Designing Flux Engine: one runtime for every product
A peek at the architecture choices behind our shared on-device inference runtime — and the constraints that shaped them.
A runtime, not a wrapper
Building one app on-device is hard. Building five is harder. Building five that share a coherent technical foundation, ship updates in lockstep and never regress on battery life — that is a runtime problem.
Flux Engine is our answer. It is a thin, opinionated layer over the best open-source runtimes in their respective lanes — speech (whisper.cpp / faster-whisper), vision (llama.cpp / mlx-vlm), language (llama.cpp / MLC-LLM, executorch on Android) — coordinated by a single scheduler that understands what is currently in memory, what the user is doing and what the device can sustain.
The three constraints
1. Cold-start latency
Models live on disk most of the time. The user does not. Flux Engine prewarms the most likely next model based on app-usage patterns and a tiny on-device classifier. The classifier itself is a 50 KB MLP — small enough to run on every wake.
2. Sustained throughput on small NPUs
We never spawn parallel workloads that compete for the same accelerator. The scheduler is queue-based and priority-aware, with a hard yield to the foreground app. ASR streams take precedence over background summarization; tap-to-translate takes precedence over a background indexing pass.
3. Graceful degradation when memory is scarce
If the user is editing a 4K video, we will not OOM their phone to run a summary.

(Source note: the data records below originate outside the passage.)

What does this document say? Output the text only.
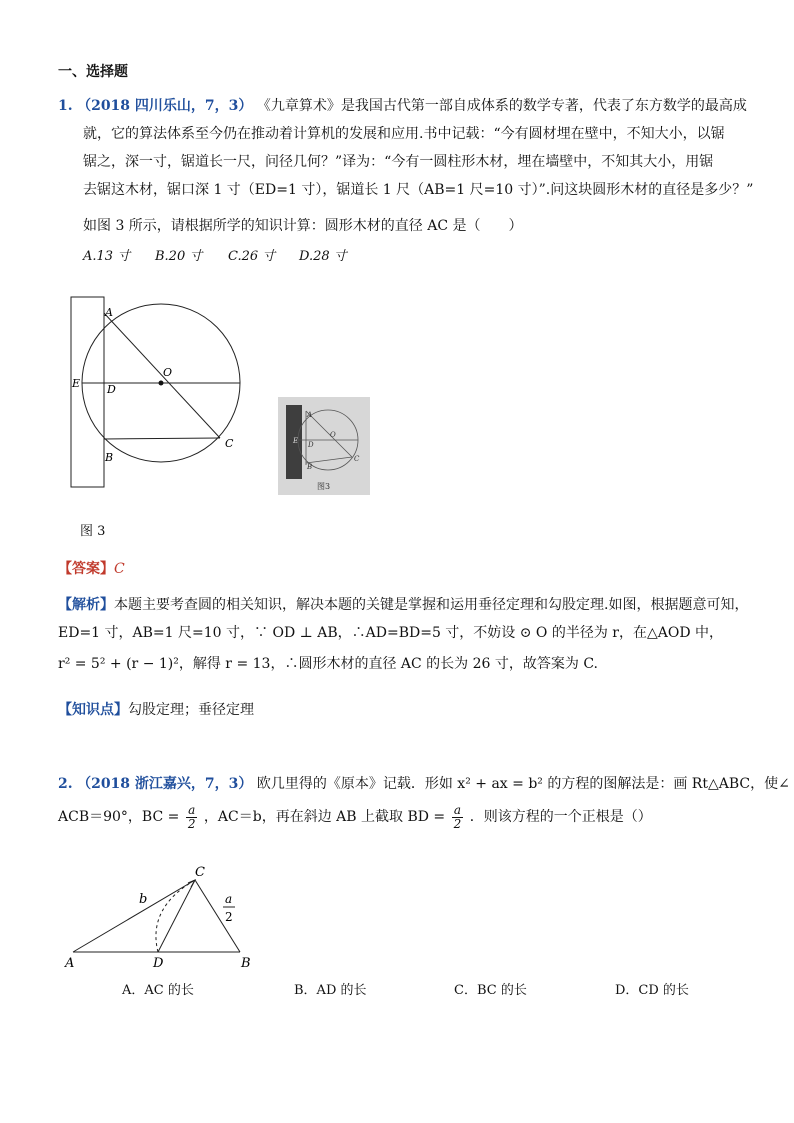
一、选择题
1. （2018 四川乐山，7，3） 《九章算术》是我国古代第一部自成体系的数学专著，代表了东方数学的最高成
就，它的算法体系至今仍在推动着计算机的发展和应用.书中记载：“今有圆材埋在壁中，不知大小，以锯
锯之，深一寸，锯道长一尺，问径几何？”译为：“今有一圆柱形木材，埋在墙壁中，不知其大小，用锯
去锯这木材，锯口深 1 寸（ED=1 寸），锯道长 1 尺（AB=1 尺=10 寸）”.问这块圆形木材的直径是多少？”
如图 3 所示，请根据所学的知识计算：圆形木材的直径 AC 是（　　）
A.13 寸 B.20 寸 C.26 寸 D.28 寸
A
O
E D
C
B
A
O
E D
C
B
图3
图 3
【答案】C
【解析】本题主要考查圆的相关知识，解决本题的关键是掌握和运用垂径定理和勾股定理.如图，根据题意可知，
ED=1 寸，AB=1 尺=10 寸，∵ OD ⊥ AB，∴AD=BD=5 寸，不妨设 ⊙ O 的半径为 r，在△AOD 中，
r² = 5² + (r − 1)²，解得 r = 13，∴圆形木材的直径 AC 的长为 26 寸，故答案为 C.
【知识点】勾股定理；垂径定理
2. （2018 浙江嘉兴，7，3） 欧几里得的《原本》记载．形如 x² + ax = b² 的方程的图解法是：画 Rt△ABC，使∠
ACB＝90°，BC = $\frac{a}{2}$ ，AC＝b，再在斜边 AB 上截取 BD = $\frac{a}{2}$ ．则该方程的一个正根是（）
C
b	a
2
A	D	B
A．AC 的长	B．AD 的长	C．BC 的长	D．CD 的长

The engine reports a soft "capacity remaining" signal that products honor — features may downshift to a smaller model, defer to background, or surface a "ready when your phone cools off" affordance.
What Flux Engine actually exposes
A handful of C++ abstractions and a thin Swift / Kotlin / Rust binding:
FluxSession— a long-lived inference session bound to a model + device.FluxStream— incremental output, cancellable mid-token.FluxBudget— the device-aware capacity report.FluxRouter— picks the right model for a request based on device tier, battery, thermal state and product preference.

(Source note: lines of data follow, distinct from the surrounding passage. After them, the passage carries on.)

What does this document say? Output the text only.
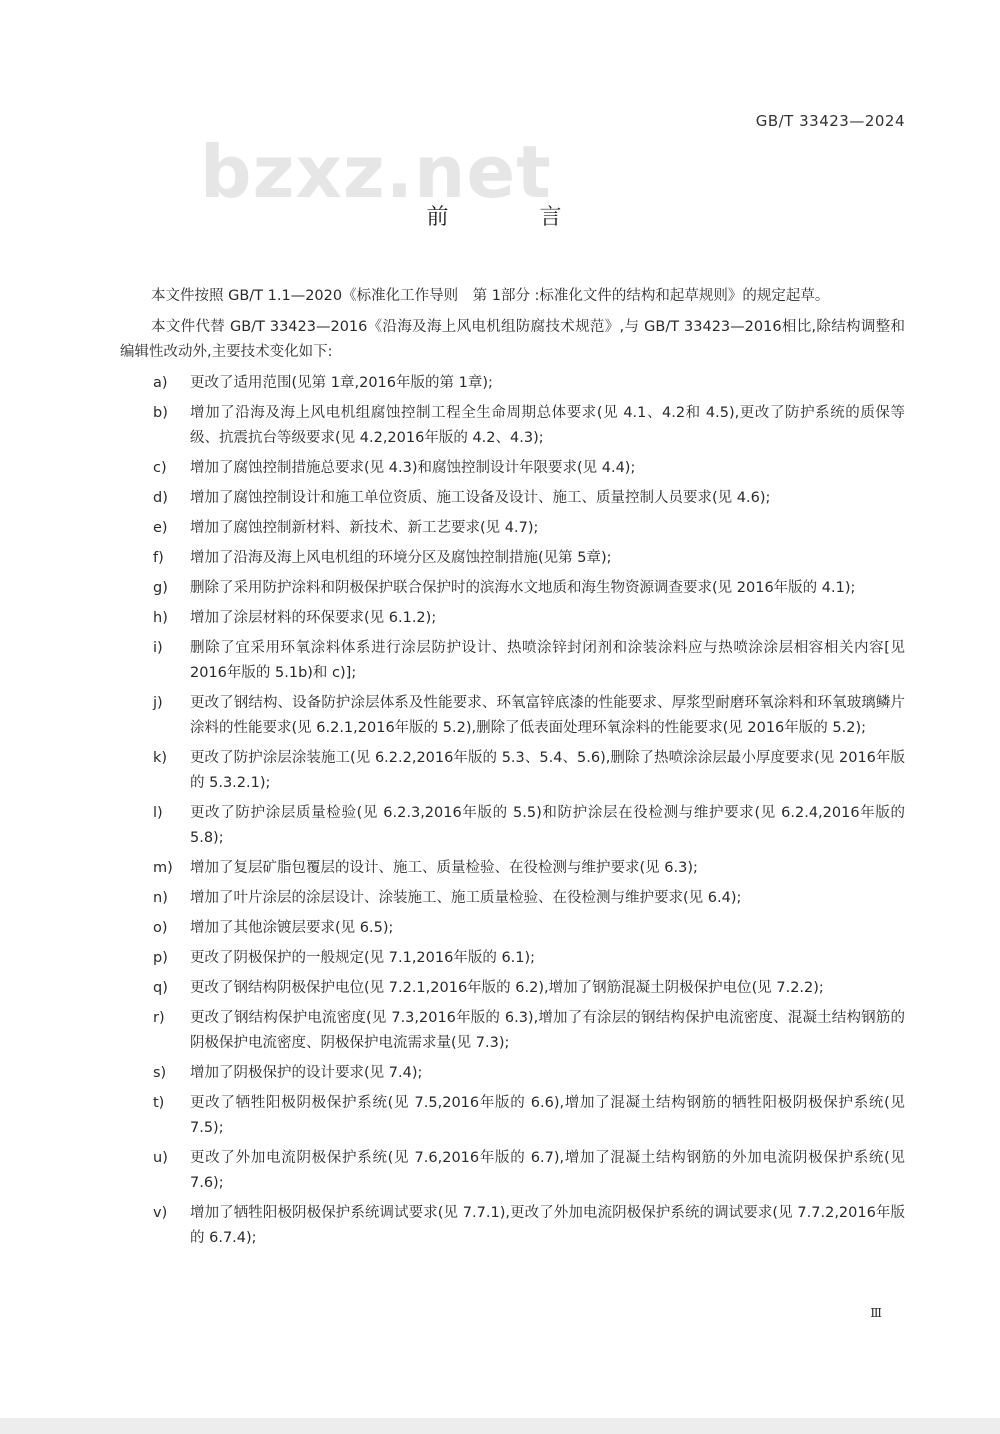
bzxz.net
GB/T 33423—2024
前 言

本文件按照 GB/T 1.1—2020《标准化工作导则　第 1部分 :标准化文件的结构和起草规则》的规定起草。

本文件代替 GB/T 33423—2016《沿海及海上风电机组防腐技术规范》,与 GB/T 33423—2016相比,除结构调整和编辑性改动外,主要技术变化如下:

a) 更改了适用范围(见第 1章,2016年版的第 1章);
b) 增加了沿海及海上风电机组腐蚀控制工程全生命周期总体要求(见 4.1、4.2和 4.5),更改了防护系统的质保等级、抗震抗台等级要求(见 4.2,2016年版的 4.2、4.3);
c) 增加了腐蚀控制措施总要求(见 4.3)和腐蚀控制设计年限要求(见 4.4);
d) 增加了腐蚀控制设计和施工单位资质、施工设备及设计、施工、质量控制人员要求(见 4.6);
e) 增加了腐蚀控制新材料、新技术、新工艺要求(见 4.7);
f) 增加了沿海及海上风电机组的环境分区及腐蚀控制措施(见第 5章);
g) 删除了采用防护涂料和阴极保护联合保护时的滨海水文地质和海生物资源调查要求(见 2016年版的 4.1);
h) 增加了涂层材料的环保要求(见 6.1.2);
i) 删除了宜采用环氧涂料体系进行涂层防护设计、热喷涂锌封闭剂和涂装涂料应与热喷涂涂层相容相关内容[见 2016年版的 5.1b)和 c)];
j) 更改了钢结构、设备防护涂层体系及性能要求、环氧富锌底漆的性能要求、厚浆型耐磨环氧涂料和环氧玻璃鳞片涂料的性能要求(见 6.2.1,2016年版的 5.2),删除了低表面处理环氧涂料的性能要求(见 2016年版的 5.2);
k) 更改了防护涂层涂装施工(见 6.2.2,2016年版的 5.3、5.4、5.6),删除了热喷涂涂层最小厚度要求(见 2016年版的 5.3.2.1);
l) 更改了防护涂层质量检验(见 6.2.3,2016年版的 5.5)和防护涂层在役检测与维护要求(见 6.2.4,2016年版的 5.8);
m) 增加了复层矿脂包覆层的设计、施工、质量检验、在役检测与维护要求(见 6.3);
n) 增加了叶片涂层的涂层设计、涂装施工、施工质量检验、在役检测与维护要求(见 6.4);
o) 增加了其他涂镀层要求(见 6.5);
p) 更改了阴极保护的一般规定(见 7.1,2016年版的 6.1);
q) 更改了钢结构阴极保护电位(见 7.2.1,2016年版的 6.2),增加了钢筋混凝土阴极保护电位(见 7.2.2);
r) 更改了钢结构保护电流密度(见 7.3,2016年版的 6.3),增加了有涂层的钢结构保护电流密度、混凝土结构钢筋的阴极保护电流密度、阴极保护电流需求量(见 7.3);
s) 增加了阴极保护的设计要求(见 7.4);
t) 更改了牺牲阳极阴极保护系统(见 7.5,2016年版的 6.6),增加了混凝土结构钢筋的牺牲阳极阴极保护系统(见 7.5);
u) 更改了外加电流阴极保护系统(见 7.6,2016年版的 6.7),增加了混凝土结构钢筋的外加电流阴极保护系统(见 7.6);
v) 增加了牺牲阳极阴极保护系统调试要求(见 7.7.1),更改了外加电流阴极保护系统的调试要求(见 7.7.2,2016年版的 6.7.4);
Ⅲ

That is it. Five primitives. Every Flux* product builds on top of these.
What this gets us
One bug fix, one perf win, one quantization improvement — five products get better at once. One regression fix in the scheduler — five products stop spiking battery at once. The economic case for a shared runtime, on a team our size, is overwhelming.
What we got wrong (so far)
- We over-invested in a graph compiler in the first six months. Hand-tuned model loaders won.
- We under-invested in our profiling story. We rebuilt it from scratch in month nine.
- We assumed a single quantization scheme across products. We now ship per-product mixes.